Usuellement la vie psychique et affective se construit
à partir d'émotions corporelles, de sensations et de perception
du monde extérieur : dans le cas du déni, tout affect ou
représentation ne correspondant pas à ce que le sujet peut
accepter de la réalité, est exclu de sa conscience. Si le
phénomène source d'angoisse et donc de souffrance massive est la
grossesse, alors le déni efface toute pensée de ce que est
vécu dans le corps : sans ces perceptions la femme enceinte est
privée de tout accès à une représentation psychique
de sa grossesse. Recluse dans un simulacre de bien-être, elle ne se sait
pas et ne peut pas se sentir enceinte. « Le déni de grossesse est
impensable, un état d'être enceinte qui ne se pense pas. »
[25]
Comme il l'a été dit plus tôt, il ne peut
y avoir de grossesse psychique et donc plus tard de représentation
d'enfant sans cette formulation et cette intégration de l'idée de
grossesse [24]. Les spécialistes tendraient actuellement à
regrouper ces troubles ou absence de la représentation sous le terme
général de « grossesse blanche » [25][26]. Les
phénomènes de déni, de dénégation et de
clivage conduisent à une même manifestation pathologique, soit une
grossesse physique qui se développe dans l'inexistence de grossesse
psychique.

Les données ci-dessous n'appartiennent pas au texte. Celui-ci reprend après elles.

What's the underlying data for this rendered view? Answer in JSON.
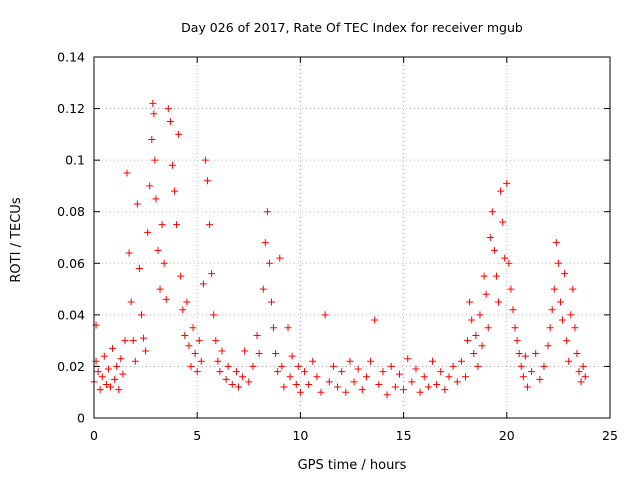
{
  "chart_data": {
    "type": "scatter",
    "title": "Day 026 of 2017, Rate Of TEC Index for receiver mgub",
    "xlabel": "GPS time / hours",
    "ylabel": "ROTI / TECUs",
    "xlim": [
      0,
      25
    ],
    "ylim": [
      0,
      0.14
    ],
    "xticks": [
      0,
      5,
      10,
      15,
      20,
      25
    ],
    "yticks": [
      0,
      0.02,
      0.04,
      0.06,
      0.08,
      0.1,
      0.12,
      0.14
    ],
    "xtick_labels": [
      "0",
      "5",
      "10",
      "15",
      "20",
      "25"
    ],
    "ytick_labels": [
      "0",
      "0.02",
      "0.04",
      "0.06",
      "0.08",
      "0.1",
      "0.12",
      "0.14"
    ],
    "grid": true,
    "marker": "+",
    "color": "#ff0000",
    "series": [
      {
        "name": "ROTI",
        "points": [
          [
            0.0,
            0.014
          ],
          [
            0.1,
            0.022
          ],
          [
            0.1,
            0.036
          ],
          [
            0.2,
            0.018
          ],
          [
            0.3,
            0.011
          ],
          [
            0.4,
            0.016
          ],
          [
            0.5,
            0.024
          ],
          [
            0.6,
            0.013
          ],
          [
            0.7,
            0.019
          ],
          [
            0.8,
            0.012
          ],
          [
            0.9,
            0.027
          ],
          [
            1.0,
            0.015
          ],
          [
            1.1,
            0.02
          ],
          [
            1.2,
            0.011
          ],
          [
            1.3,
            0.023
          ],
          [
            1.4,
            0.017
          ],
          [
            1.5,
            0.03
          ],
          [
            1.6,
            0.095
          ],
          [
            1.7,
            0.064
          ],
          [
            1.8,
            0.045
          ],
          [
            1.9,
            0.03
          ],
          [
            2.0,
            0.022
          ],
          [
            2.1,
            0.083
          ],
          [
            2.2,
            0.058
          ],
          [
            2.3,
            0.04
          ],
          [
            2.4,
            0.031
          ],
          [
            2.5,
            0.026
          ],
          [
            2.6,
            0.072
          ],
          [
            2.7,
            0.09
          ],
          [
            2.8,
            0.108
          ],
          [
            2.85,
            0.122
          ],
          [
            2.9,
            0.118
          ],
          [
            2.95,
            0.1
          ],
          [
            3.0,
            0.085
          ],
          [
            3.1,
            0.065
          ],
          [
            3.2,
            0.05
          ],
          [
            3.3,
            0.075
          ],
          [
            3.4,
            0.06
          ],
          [
            3.5,
            0.046
          ],
          [
            3.6,
            0.12
          ],
          [
            3.7,
            0.115
          ],
          [
            3.8,
            0.098
          ],
          [
            3.9,
            0.088
          ],
          [
            4.0,
            0.075
          ],
          [
            4.1,
            0.11
          ],
          [
            4.2,
            0.055
          ],
          [
            4.3,
            0.042
          ],
          [
            4.4,
            0.032
          ],
          [
            4.5,
            0.045
          ],
          [
            4.6,
            0.028
          ],
          [
            4.7,
            0.02
          ],
          [
            4.8,
            0.035
          ],
          [
            4.9,
            0.025
          ],
          [
            5.0,
            0.018
          ],
          [
            5.1,
            0.03
          ],
          [
            5.2,
            0.022
          ],
          [
            5.3,
            0.052
          ],
          [
            5.4,
            0.1
          ],
          [
            5.5,
            0.092
          ],
          [
            5.6,
            0.075
          ],
          [
            5.7,
            0.056
          ],
          [
            5.8,
            0.04
          ],
          [
            5.9,
            0.03
          ],
          [
            6.0,
            0.022
          ],
          [
            6.1,
            0.018
          ],
          [
            6.2,
            0.026
          ],
          [
            6.4,
            0.015
          ],
          [
            6.5,
            0.02
          ],
          [
            6.7,
            0.013
          ],
          [
            6.9,
            0.018
          ],
          [
            7.0,
            0.012
          ],
          [
            7.2,
            0.016
          ],
          [
            7.3,
            0.026
          ],
          [
            7.5,
            0.014
          ],
          [
            7.7,
            0.02
          ],
          [
            7.9,
            0.032
          ],
          [
            8.0,
            0.025
          ],
          [
            8.2,
            0.05
          ],
          [
            8.3,
            0.068
          ],
          [
            8.4,
            0.08
          ],
          [
            8.5,
            0.06
          ],
          [
            8.6,
            0.045
          ],
          [
            8.7,
            0.035
          ],
          [
            8.8,
            0.025
          ],
          [
            8.9,
            0.018
          ],
          [
            9.0,
            0.062
          ],
          [
            9.1,
            0.02
          ],
          [
            9.2,
            0.012
          ],
          [
            9.4,
            0.035
          ],
          [
            9.5,
            0.016
          ],
          [
            9.6,
            0.024
          ],
          [
            9.8,
            0.013
          ],
          [
            9.9,
            0.02
          ],
          [
            10.0,
            0.01
          ],
          [
            10.2,
            0.018
          ],
          [
            10.4,
            0.013
          ],
          [
            10.6,
            0.022
          ],
          [
            10.8,
            0.016
          ],
          [
            11.0,
            0.01
          ],
          [
            11.2,
            0.04
          ],
          [
            11.4,
            0.014
          ],
          [
            11.6,
            0.02
          ],
          [
            11.8,
            0.012
          ],
          [
            12.0,
            0.018
          ],
          [
            12.2,
            0.01
          ],
          [
            12.4,
            0.022
          ],
          [
            12.6,
            0.014
          ],
          [
            12.8,
            0.019
          ],
          [
            13.0,
            0.011
          ],
          [
            13.2,
            0.016
          ],
          [
            13.4,
            0.022
          ],
          [
            13.6,
            0.038
          ],
          [
            13.8,
            0.013
          ],
          [
            14.0,
            0.018
          ],
          [
            14.2,
            0.009
          ],
          [
            14.4,
            0.02
          ],
          [
            14.6,
            0.012
          ],
          [
            14.8,
            0.017
          ],
          [
            15.0,
            0.011
          ],
          [
            15.2,
            0.023
          ],
          [
            15.4,
            0.014
          ],
          [
            15.6,
            0.019
          ],
          [
            15.8,
            0.01
          ],
          [
            16.0,
            0.016
          ],
          [
            16.2,
            0.012
          ],
          [
            16.4,
            0.022
          ],
          [
            16.6,
            0.013
          ],
          [
            16.8,
            0.018
          ],
          [
            17.0,
            0.011
          ],
          [
            17.2,
            0.016
          ],
          [
            17.4,
            0.02
          ],
          [
            17.6,
            0.014
          ],
          [
            17.8,
            0.022
          ],
          [
            18.0,
            0.016
          ],
          [
            18.1,
            0.03
          ],
          [
            18.2,
            0.045
          ],
          [
            18.3,
            0.038
          ],
          [
            18.4,
            0.025
          ],
          [
            18.5,
            0.032
          ],
          [
            18.6,
            0.02
          ],
          [
            18.7,
            0.04
          ],
          [
            18.8,
            0.028
          ],
          [
            18.9,
            0.055
          ],
          [
            19.0,
            0.048
          ],
          [
            19.1,
            0.035
          ],
          [
            19.2,
            0.07
          ],
          [
            19.3,
            0.08
          ],
          [
            19.4,
            0.065
          ],
          [
            19.5,
            0.055
          ],
          [
            19.6,
            0.045
          ],
          [
            19.7,
            0.088
          ],
          [
            19.8,
            0.076
          ],
          [
            19.9,
            0.062
          ],
          [
            20.0,
            0.091
          ],
          [
            20.1,
            0.06
          ],
          [
            20.2,
            0.05
          ],
          [
            20.3,
            0.042
          ],
          [
            20.4,
            0.035
          ],
          [
            20.5,
            0.03
          ],
          [
            20.6,
            0.025
          ],
          [
            20.7,
            0.02
          ],
          [
            20.8,
            0.016
          ],
          [
            20.9,
            0.024
          ],
          [
            21.0,
            0.012
          ],
          [
            21.2,
            0.018
          ],
          [
            21.4,
            0.025
          ],
          [
            21.6,
            0.015
          ],
          [
            21.8,
            0.02
          ],
          [
            22.0,
            0.028
          ],
          [
            22.1,
            0.035
          ],
          [
            22.2,
            0.042
          ],
          [
            22.3,
            0.05
          ],
          [
            22.4,
            0.068
          ],
          [
            22.5,
            0.06
          ],
          [
            22.6,
            0.045
          ],
          [
            22.7,
            0.038
          ],
          [
            22.8,
            0.056
          ],
          [
            22.9,
            0.03
          ],
          [
            23.0,
            0.022
          ],
          [
            23.1,
            0.04
          ],
          [
            23.2,
            0.05
          ],
          [
            23.3,
            0.035
          ],
          [
            23.4,
            0.025
          ],
          [
            23.5,
            0.018
          ],
          [
            23.6,
            0.014
          ],
          [
            23.7,
            0.02
          ],
          [
            23.8,
            0.016
          ]
        ]
      }
    ]
  }
}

Ce « décalage » peut donc s'observer de
manière discontinue dans le cas de la dénégation («
il y a des signes mais non, ce n'est pas possible, je ne suis pas enceinte
»), de manière continue concernant le déni (« je suis
enceinte puisque vous me le dites »), et de manière isolée
pour le clivage.[25]
Université Nice Sophia Antipolis - École de
Sages-femmes de Nice page 30/89
La conséquence de cette absence de
représentation, si elle persiste jusqu'à la naissance comme dans
le cas du déni massif, serait un risque accru d'infanticide, la
mère ne pouvant considérer le nouveau-né comme un
être vivant et individualisé. [11] [25]
Cette notion d'infanticide sera plus amplement
développée dans un chapitre
ultérieur.
2.2.5 Conclusion
Si sa définition peut paraître encore vague et
sujet à controverse, on peut cependant retenir dès maintenant la
notion de déni de grossesse comme un signe de souffrance psychique
intense. Le Pr. Nisand le compare à la fièvre : le déni de
grossesse serait un symptôme, « un indice sur l'état
psychique de la femme ». Il n'est pas caractéristique d'une seule
pathologie mais implique plusieurs diagnostics différentiels de
pathologies psychiques, avec des causes et des modalités
différentes [30].
C'est avant tout un mécanisme de protection,
inconscient et donc irrationnel, déployé par le psychisme
maternel pour faire barrage à la souffrance intense qu'entraîne
l'idée de la grossesse. A la différence d'autres manifestations
de déni - déni de la maladie, déni de l'addiction - le
déni de grossesse prend un nouveau tour tragique dans son ignorance
irrationnelle du terme de la grossesse. Dans les cas les plus graves,
l'accouchement constituera un lever du déni brutal et
profondément traumatisant pour la mère jusque-là
inconsciente de son état.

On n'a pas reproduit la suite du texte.